Di fronte a questi rischi, è difficile trovare argomenti convincenti per investire o rimanere investiti in azioni. Il fattore di rischio forse più importante per i mercati dei capitali è un rischio tangibile anche per il patrimonio personale: l’inflazione elevata.
Per preservare il potere d’acquisto di un patrimonio servono beni reali liquidi di prim’ordine, soprattutto azioni di società di ottima qualità. Anche se non possiamo prevedere l’andamento dei prezzi a breve termine, c’è un’altra differenza sostanziale rispetto all’inizio del millennio che riguarda le aziende tecnologiche di allora e quelle di oggi: la qualità.
Noi, con qualità intendiamo la capacità fondamentale delle aziende di aumentare gli utili a lungo termine, malgrado le possibili pressioni sulle valutazioni. Oggi quando investiamo in azioni tecnologiche non acquistiamo "aria fritta", nella mera speranza che prima o poi ci faccia guadagnare. Questa idea di investimento distorta era molto diffusa tra gli investitori privati alla fine degli anni ‘90. A quel tempo si sognava il denaro facile.
Naturalmente, eccessi simili ci sono anche oggi: costruttori di auto elettriche con quotazioni miliardarie che in realtà non hanno ancora prodotto mezzo veicolo, società di piattaforme con valutazioni elevate senza una vera piattaforma, società di biotecnologie con nient’altro che il sogno di un prodotto di successo. Negli ultimi mesi, i prezzi di molte di queste azioni hanno riportato gli investitori con i piedi per terra.

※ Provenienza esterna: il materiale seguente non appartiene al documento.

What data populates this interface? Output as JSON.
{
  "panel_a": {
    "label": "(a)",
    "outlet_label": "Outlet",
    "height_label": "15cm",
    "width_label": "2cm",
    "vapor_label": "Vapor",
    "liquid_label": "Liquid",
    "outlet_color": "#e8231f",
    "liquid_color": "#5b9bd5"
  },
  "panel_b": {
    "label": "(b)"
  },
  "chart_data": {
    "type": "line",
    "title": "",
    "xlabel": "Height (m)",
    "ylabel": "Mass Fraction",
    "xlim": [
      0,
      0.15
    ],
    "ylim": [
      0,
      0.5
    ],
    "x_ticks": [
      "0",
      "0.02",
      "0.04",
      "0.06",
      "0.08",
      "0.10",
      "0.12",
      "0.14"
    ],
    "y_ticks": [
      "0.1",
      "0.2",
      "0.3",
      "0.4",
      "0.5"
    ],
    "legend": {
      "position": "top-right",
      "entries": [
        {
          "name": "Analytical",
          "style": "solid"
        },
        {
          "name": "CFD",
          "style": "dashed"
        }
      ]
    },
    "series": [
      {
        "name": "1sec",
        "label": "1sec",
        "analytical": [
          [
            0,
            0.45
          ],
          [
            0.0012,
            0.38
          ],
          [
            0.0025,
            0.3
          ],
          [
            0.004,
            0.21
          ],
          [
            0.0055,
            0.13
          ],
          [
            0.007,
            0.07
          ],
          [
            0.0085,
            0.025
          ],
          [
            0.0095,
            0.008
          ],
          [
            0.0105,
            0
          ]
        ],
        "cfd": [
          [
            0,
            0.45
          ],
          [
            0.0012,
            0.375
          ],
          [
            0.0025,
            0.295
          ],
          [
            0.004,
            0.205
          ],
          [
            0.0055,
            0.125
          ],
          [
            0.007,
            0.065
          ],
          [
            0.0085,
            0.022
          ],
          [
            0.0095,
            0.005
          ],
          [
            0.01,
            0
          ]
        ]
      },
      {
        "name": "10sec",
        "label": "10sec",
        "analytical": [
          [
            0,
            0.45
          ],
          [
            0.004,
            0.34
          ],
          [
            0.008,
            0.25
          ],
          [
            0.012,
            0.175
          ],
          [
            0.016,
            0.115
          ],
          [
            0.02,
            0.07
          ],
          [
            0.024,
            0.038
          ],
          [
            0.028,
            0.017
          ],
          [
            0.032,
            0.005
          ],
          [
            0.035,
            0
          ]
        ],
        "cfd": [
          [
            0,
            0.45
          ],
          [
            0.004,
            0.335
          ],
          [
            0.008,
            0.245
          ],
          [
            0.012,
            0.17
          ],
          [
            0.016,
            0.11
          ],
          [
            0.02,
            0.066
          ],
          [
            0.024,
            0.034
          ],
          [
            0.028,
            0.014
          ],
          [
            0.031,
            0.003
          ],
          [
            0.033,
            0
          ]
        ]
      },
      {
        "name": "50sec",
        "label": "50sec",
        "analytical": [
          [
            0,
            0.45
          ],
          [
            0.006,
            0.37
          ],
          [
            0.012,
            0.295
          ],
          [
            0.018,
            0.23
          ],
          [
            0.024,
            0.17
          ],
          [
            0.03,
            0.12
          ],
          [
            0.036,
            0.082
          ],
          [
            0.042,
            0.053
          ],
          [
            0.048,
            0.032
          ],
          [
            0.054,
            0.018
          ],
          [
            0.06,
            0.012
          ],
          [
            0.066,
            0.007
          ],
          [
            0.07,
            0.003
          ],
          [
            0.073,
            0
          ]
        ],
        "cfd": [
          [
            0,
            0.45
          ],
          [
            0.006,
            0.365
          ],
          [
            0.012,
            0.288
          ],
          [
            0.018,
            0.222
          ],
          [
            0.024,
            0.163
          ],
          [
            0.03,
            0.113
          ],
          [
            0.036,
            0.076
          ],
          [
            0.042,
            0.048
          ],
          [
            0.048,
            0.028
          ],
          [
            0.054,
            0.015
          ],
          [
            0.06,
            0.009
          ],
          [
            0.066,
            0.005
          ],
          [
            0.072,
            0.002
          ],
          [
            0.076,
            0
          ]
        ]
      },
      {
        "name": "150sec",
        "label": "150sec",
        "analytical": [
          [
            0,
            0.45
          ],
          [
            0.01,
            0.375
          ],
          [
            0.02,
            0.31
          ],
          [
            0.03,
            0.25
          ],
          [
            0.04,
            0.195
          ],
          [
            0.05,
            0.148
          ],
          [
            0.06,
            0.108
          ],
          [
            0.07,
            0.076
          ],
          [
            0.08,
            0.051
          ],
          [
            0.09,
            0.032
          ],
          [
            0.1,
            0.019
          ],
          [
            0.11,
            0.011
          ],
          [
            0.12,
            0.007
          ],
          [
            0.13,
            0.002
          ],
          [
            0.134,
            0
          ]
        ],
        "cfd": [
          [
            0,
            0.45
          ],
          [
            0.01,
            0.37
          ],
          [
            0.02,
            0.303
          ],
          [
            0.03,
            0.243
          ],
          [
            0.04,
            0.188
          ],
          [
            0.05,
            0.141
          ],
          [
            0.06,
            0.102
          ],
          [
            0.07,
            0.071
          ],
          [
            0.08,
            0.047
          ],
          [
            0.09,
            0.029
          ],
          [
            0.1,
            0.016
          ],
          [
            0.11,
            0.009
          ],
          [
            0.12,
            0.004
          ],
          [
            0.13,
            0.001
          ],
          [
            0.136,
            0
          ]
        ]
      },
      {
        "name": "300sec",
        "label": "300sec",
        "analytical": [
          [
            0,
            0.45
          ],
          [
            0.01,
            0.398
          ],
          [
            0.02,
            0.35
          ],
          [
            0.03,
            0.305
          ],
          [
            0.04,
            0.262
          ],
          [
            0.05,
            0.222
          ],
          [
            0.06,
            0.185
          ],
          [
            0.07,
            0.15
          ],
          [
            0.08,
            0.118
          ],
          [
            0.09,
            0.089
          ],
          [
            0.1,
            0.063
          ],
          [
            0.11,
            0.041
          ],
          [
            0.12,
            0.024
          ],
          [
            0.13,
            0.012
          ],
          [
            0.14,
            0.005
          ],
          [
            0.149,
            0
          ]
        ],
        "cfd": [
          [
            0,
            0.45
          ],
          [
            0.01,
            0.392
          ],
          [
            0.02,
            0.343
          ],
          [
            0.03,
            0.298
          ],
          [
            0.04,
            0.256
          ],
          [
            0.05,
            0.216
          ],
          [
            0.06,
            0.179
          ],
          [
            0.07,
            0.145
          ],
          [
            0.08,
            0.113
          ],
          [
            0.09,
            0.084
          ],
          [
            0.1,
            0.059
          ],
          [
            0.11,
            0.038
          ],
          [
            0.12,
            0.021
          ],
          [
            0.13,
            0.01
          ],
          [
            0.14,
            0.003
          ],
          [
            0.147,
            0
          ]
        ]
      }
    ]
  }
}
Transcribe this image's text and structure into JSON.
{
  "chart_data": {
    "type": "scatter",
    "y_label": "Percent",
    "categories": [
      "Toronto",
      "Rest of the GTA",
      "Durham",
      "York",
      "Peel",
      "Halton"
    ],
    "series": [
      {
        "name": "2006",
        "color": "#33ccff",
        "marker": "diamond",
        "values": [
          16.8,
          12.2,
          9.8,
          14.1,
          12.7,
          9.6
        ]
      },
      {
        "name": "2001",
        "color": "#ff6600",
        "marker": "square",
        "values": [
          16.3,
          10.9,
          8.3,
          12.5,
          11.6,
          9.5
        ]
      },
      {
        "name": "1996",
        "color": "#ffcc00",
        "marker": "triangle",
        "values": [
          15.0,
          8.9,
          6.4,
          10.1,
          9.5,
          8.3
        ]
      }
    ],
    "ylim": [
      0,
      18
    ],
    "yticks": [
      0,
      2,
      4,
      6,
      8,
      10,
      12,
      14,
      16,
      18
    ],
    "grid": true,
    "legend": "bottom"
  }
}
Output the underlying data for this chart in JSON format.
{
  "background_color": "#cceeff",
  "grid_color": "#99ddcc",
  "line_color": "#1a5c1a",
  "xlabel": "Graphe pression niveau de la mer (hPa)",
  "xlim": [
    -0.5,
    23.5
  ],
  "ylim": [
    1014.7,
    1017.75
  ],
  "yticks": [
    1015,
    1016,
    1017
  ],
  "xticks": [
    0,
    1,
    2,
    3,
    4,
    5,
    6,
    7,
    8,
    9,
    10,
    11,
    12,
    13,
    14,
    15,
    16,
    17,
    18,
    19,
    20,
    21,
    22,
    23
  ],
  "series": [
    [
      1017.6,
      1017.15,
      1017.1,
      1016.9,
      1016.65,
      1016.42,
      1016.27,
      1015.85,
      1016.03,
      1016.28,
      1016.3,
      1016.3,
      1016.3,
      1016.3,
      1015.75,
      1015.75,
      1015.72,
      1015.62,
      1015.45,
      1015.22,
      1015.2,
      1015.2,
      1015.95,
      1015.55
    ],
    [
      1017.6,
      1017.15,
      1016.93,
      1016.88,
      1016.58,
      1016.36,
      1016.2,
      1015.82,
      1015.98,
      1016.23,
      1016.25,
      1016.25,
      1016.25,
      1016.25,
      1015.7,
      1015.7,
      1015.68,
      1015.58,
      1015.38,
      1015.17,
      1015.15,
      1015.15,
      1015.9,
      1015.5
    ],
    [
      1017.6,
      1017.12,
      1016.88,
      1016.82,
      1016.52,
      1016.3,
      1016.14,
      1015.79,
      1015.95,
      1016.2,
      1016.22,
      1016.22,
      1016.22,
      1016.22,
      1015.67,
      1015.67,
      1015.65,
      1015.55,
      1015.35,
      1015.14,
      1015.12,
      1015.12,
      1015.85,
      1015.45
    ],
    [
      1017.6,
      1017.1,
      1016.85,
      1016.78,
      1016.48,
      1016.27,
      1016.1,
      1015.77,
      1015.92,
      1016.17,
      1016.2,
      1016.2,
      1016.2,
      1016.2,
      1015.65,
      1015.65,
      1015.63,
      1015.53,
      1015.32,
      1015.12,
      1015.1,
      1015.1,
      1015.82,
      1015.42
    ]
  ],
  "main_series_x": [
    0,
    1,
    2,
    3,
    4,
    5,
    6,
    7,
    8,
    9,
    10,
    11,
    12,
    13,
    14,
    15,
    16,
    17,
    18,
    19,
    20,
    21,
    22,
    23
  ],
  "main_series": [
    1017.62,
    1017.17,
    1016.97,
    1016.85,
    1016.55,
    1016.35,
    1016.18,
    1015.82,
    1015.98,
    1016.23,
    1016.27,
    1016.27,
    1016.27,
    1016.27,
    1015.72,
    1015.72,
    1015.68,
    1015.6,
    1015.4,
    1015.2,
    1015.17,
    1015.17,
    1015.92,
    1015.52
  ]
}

Quasi un quinto dei 3.000 titoli inclusi nell’indice Nasdaq Composite ha ceduto più dell’80%. Alcune di queste realtà, prive di un modello aziendale sostenibile e di qualità, potrebbero anche non riprendersi più. In questo caso, però, non tutti i mali sono venuti per nuocere: a nostro avviso, la tempesta che si è abbattuta di recente sul mercato contribuirà a ridimensionarlo.
Per quanto riguarda le azioni in generale, invece, non bisogna essere troppo pessimisti. Rispetto a prima dell’inizio del millennio, negli ultimi anni le valutazioni di borsa non sono state spinte agli eccessi da un clima di euforia. Con questa premessa, ci si può quindi concentrare sulla qualità degli investimenti: le aziende con un modello imprenditoriale sostenibile e una buona dirigenza, in grado di adattarsi alle sfide dei nostri tempi, riusciranno a prosperare nel lungo periodo. Queste realtà esistono anche – ma non solo – nel settore tecnologico.
In un’ottica di lungo termine, l’andamento fondamentale degli utili societari si rifletterà anche sui loro prezzi di mercato, ovvero sui prezzi delle loro azioni. Ciò non significa che nel prossimo futuro i mercati azionari avranno vita facile: ci sono ancora troppi fattori di rischio per sedersi sugli allori. In un periodo in cui l’inflazione è a tassi storici, vale più che mai uno dei nostri principi guida: le temporanee oscillazioni delle quotazioni sono il prezzo da pagare per conservare il valore reale del capitale nel lungo termine.